The idea that blackouts might lead to baby booms has been a subject of contention for a long time. It first came to prominence in popular culture after the great New York blackout of 1965, which left over 30 million people without electricity for 13 hours. But a study of the event’s consequences concluded that there was no significant impact on fertility nine months later, as a result of which the president of the Population Association of America described the theory as an ‘urban legend’.
Read the whole paper An Urban Legend?! Power Rationing, Fertility and its Effects on Mothers
Unlike the New York blackout or indeed most power outages in the developed world, nationwide blackouts are a recurring feature of developing countries. As an example of the scale, 600 million Indians were affected by a two- day blackout in July 2012. And many countries in Africa experience rolling blackouts that last weeks if not months and for several hours a day.
A rolling blackout in Colombia in the early 1990s led to a rise in unplanned births
The impact of power outages on fertility is an important policy issue. For example, barriers of access to family planning may translate a temporary increase in fertility into a permanent increase in the population. In addition, if a woman is at a critical stage of life, say in her teens or early adulthood, having an unintended birth could damage her educational attainment, her career development and even her romantic relationships. This could lead to a young woman being ‘out of sync’ with her peers, an extra challenge above and beyond becoming a mother at an early age.

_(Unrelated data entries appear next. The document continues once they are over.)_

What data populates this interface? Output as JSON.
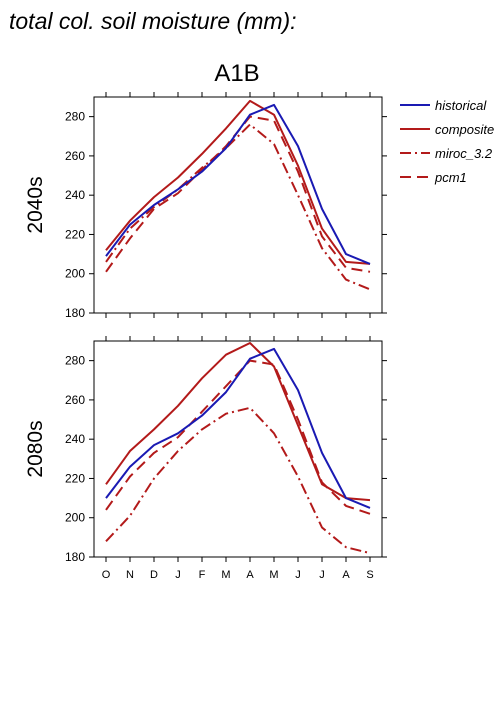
{
  "figure_title": "total col. soil moisture (mm):",
  "chart_data": {
    "type": "line",
    "title": "A1B",
    "x": [
      "O",
      "N",
      "D",
      "J",
      "F",
      "M",
      "A",
      "M",
      "J",
      "J",
      "A",
      "S"
    ],
    "ylim": [
      180,
      290
    ],
    "yticks": [
      180,
      200,
      220,
      240,
      260,
      280
    ],
    "grid": false,
    "legend_position": "top-right, outside plot",
    "legend": [
      {
        "name": "historical",
        "color": "#1a1ab3",
        "dash": "solid"
      },
      {
        "name": "composite",
        "color": "#b31a1a",
        "dash": "solid"
      },
      {
        "name": "miroc_3.2",
        "color": "#b31a1a",
        "dash": "dashdot"
      },
      {
        "name": "pcm1",
        "color": "#b31a1a",
        "dash": "dashed"
      }
    ],
    "panels": [
      {
        "label": "2040s",
        "series": [
          {
            "name": "historical",
            "values": [
              209,
              225,
              235,
              243,
              252,
              264,
              281,
              286,
              265,
              233,
              210,
              205
            ]
          },
          {
            "name": "composite",
            "values": [
              212,
              227,
              239,
              249,
              261,
              274,
              288,
              281,
              255,
              223,
              206,
              205
            ]
          },
          {
            "name": "miroc_3.2",
            "values": [
              206,
              223,
              234,
              243,
              254,
              264,
              276,
              266,
              240,
              213,
              197,
              192
            ]
          },
          {
            "name": "pcm1",
            "values": [
              201,
              218,
              233,
              241,
              253,
              265,
              280,
              278,
              252,
              219,
              203,
              201
            ]
          }
        ]
      },
      {
        "label": "2080s",
        "series": [
          {
            "name": "historical",
            "values": [
              210,
              226,
              237,
              243,
              252,
              264,
              281,
              286,
              265,
              233,
              210,
              205
            ]
          },
          {
            "name": "composite",
            "values": [
              217,
              234,
              245,
              257,
              271,
              283,
              289,
              277,
              247,
              217,
              210,
              209
            ]
          },
          {
            "name": "miroc_3.2",
            "values": [
              188,
              201,
              220,
              234,
              245,
              253,
              256,
              243,
              221,
              195,
              185,
              182
            ]
          },
          {
            "name": "pcm1",
            "values": [
              204,
              221,
              233,
              241,
              254,
              267,
              280,
              278,
              250,
              218,
              206,
              202
            ]
          }
        ]
      }
    ]
  }
}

The scale and scope of power outages in developing countries provide the perfect natural experiment to test whether there is a link between electricity rationing and fertility. Our research makes two contributions to this debate. First, we provide evidence that there is a causal effect of power outages on both short- and long-run fertility. We examine a particular blackout in Colombia caused by the El Nino droughts in 1992, which led to a period of almost 12 months of daily rationing of electricity.
The blackout has some appealing features for the purpose of analysis: because it was caused by an unforeseen climate change phenomenon, it was completely unexpected; it lasted for one year, long enough for sufficient statistical power to detect the impact on fertility and long-run family size; and since it affected the whole country, it was very clearly delimited in time and space.

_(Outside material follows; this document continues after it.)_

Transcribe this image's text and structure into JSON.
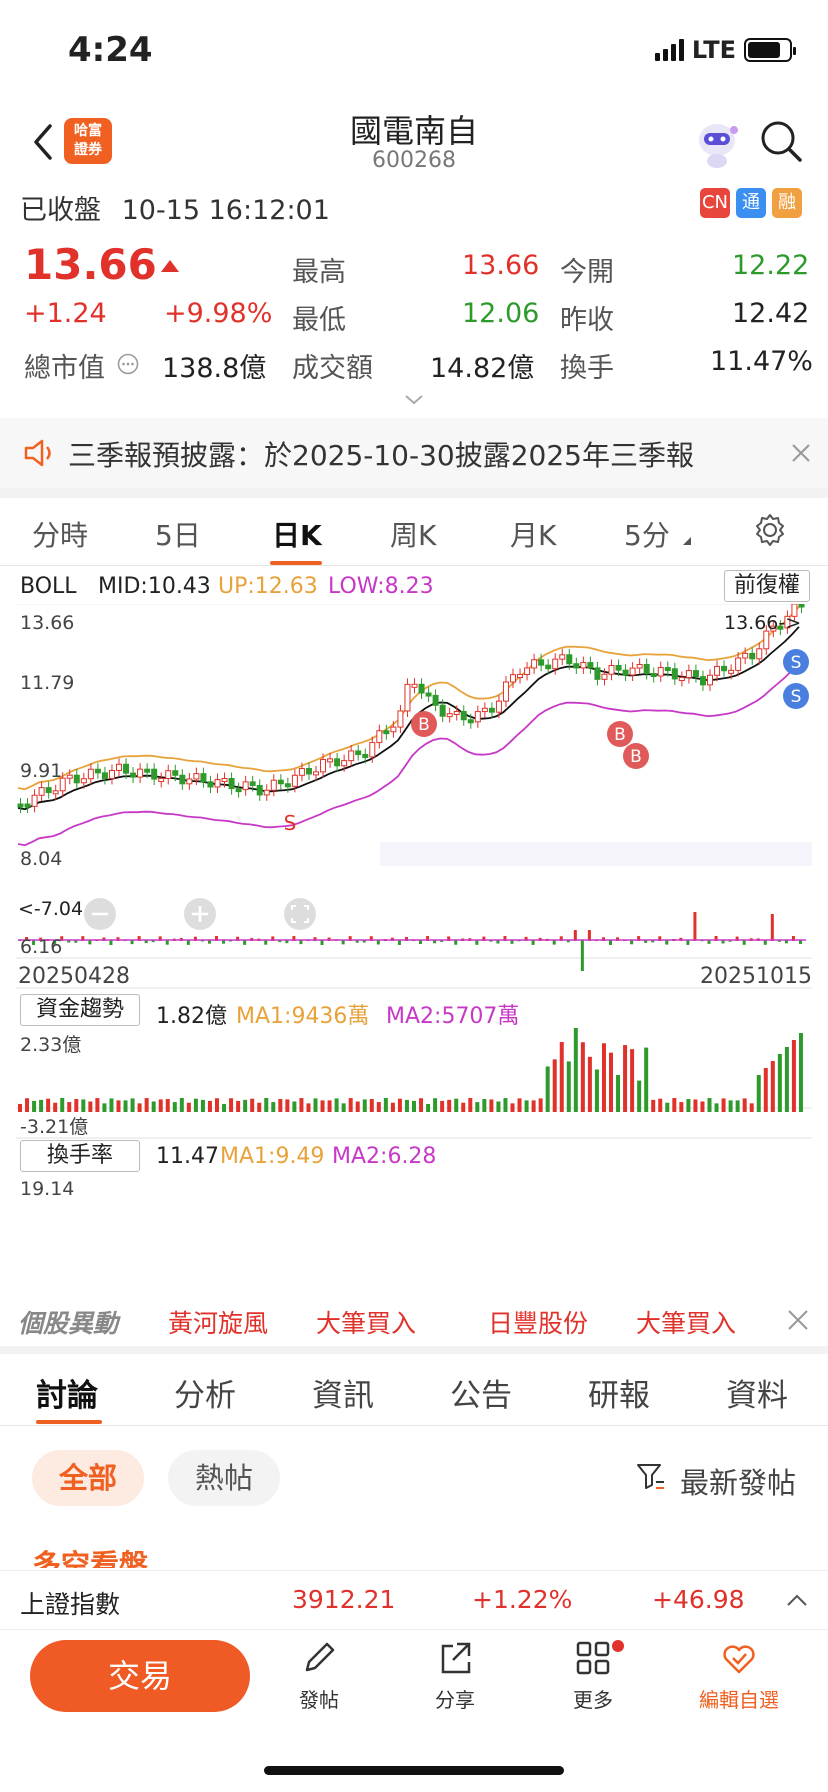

Young women who became mothers after the blackout had worse outcomes in later life
To identify the effect of the rolling blackout, we construct two novel datasets. First, we use a sample of the 2005 population census of Colombia to construct retrospective birth histories linking mothers to children within the household. We combine this dataset with municipality- level variation in the intensity of lights at night as measured by satellites images for the period 1992/93.
We document an increase of 0.005 percentage points in the probability of having a child in 1993. When evaluated at the average probability of having a child in any given year, this results in an increase in the chance of women giving birth by 4%. This implies that if the whole of Colombia were to lose power for one year, an additional 27,000 children would be born.
We also identify heterogeneous effects by age cohorts: almost all of the effect of increased fertility was among women between the ages of 15 and 30 in 1992. This fertility effect persists: a quarter of women who gave birth following the blackout had a higher total fertility 13 years later than comparable women who had not become mothers then.
It is an open question how unplanned pregnancies affect mothers’ future lives. The second contribution of our research is to use the intensity of the blackout to study the effect of the change in fertility on the later economic outcomes of young mothers. We find evidence that women who had an unplanned birth following the blackout and could not adjust their lifetime fertility are twice as likely to be single mothers as comparable women who did not have ‘blackout babies’. They are also much less likely to have completed a university degree.
These findings suggest that there have been significant and long-term negative consequences of the blackout for some young women in Colombia. Having found this for one country, we need further research to see if the effect holds elsewhere in the world, particularly where power outages are a regular occurrence.